By the end of 2017’s third quarter, total housing permits issued in the county had fallen 2.3 percent, year-over-year. A notable shift became evident then: housing permits went from majority multifamily a year earlier, to majority single-family.

That swing in types of housing permits granted probably reflects San Diego’s early jump on multifamily housing development in 2015 and 2016, before other regions focused on multifamily, said Kleinhenz, the economist at Beacon Economics.

Meanwhile, in 2017, the local office market posted a fifth consecutive quarter of positive net absorption amid relatively flat vacancy and historically high average asking rates, commercial real estate services firm CBRE reported. (Absorption is a measure of how much space is occupied. When it’s positive, more people moved in than moved out.) CBRE said vacancies in San Diego’s industrial market were approaching a post-recession low of 4.2 percent, set in 2015’s fourth quarter.

The firm also pointed to what it deemed a post-recession high in overall commercial construction, with 10 local projects totaling more than 2.6 million square feet in the third quarter.

Architect Kevin Heinly, principal and managing director of Gensler, said demand for office space from high tech companies continues to be strong.

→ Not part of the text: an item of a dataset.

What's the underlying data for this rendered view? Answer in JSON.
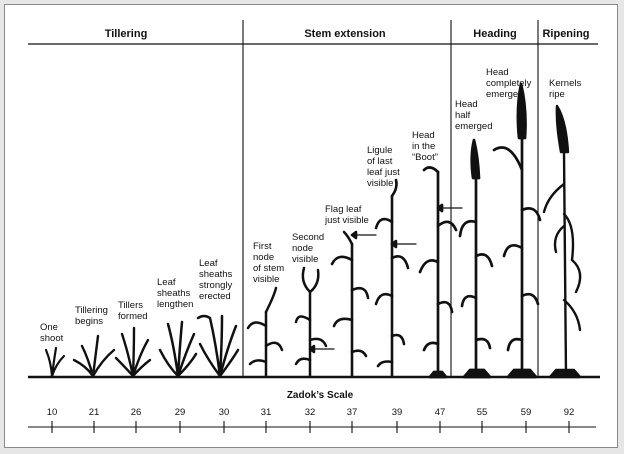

“There’s a real challenge finding the kind of office space tech companies are needing,” Heinly said in a recent panel discussion sponsored by the San Diego Chapter of the Institute of Real Estate Management.

CBRE said dwindling office space in the traditional high tech/biotech submarkets of Torrey Pines and Sorrento Mesa is leading to a bit of a boom in surrounding areas, with rents rising as a result.

“People are spreading out and looking for opportunity,” said Matt Carlson, senior vice president of CBRE in San Diego.

In North County, RAF Pacifica Group and Badiee Development have large industrial real estate projects planned or underway.

RAF Pacifica Group has more than 1 million square feet of construction projects under way in North County, including projects in Carlsbad and San Marcos with more on the way, founder and President Adam Robinson said.

Staff writers Brad Graves and Ray Huard contributed to this report.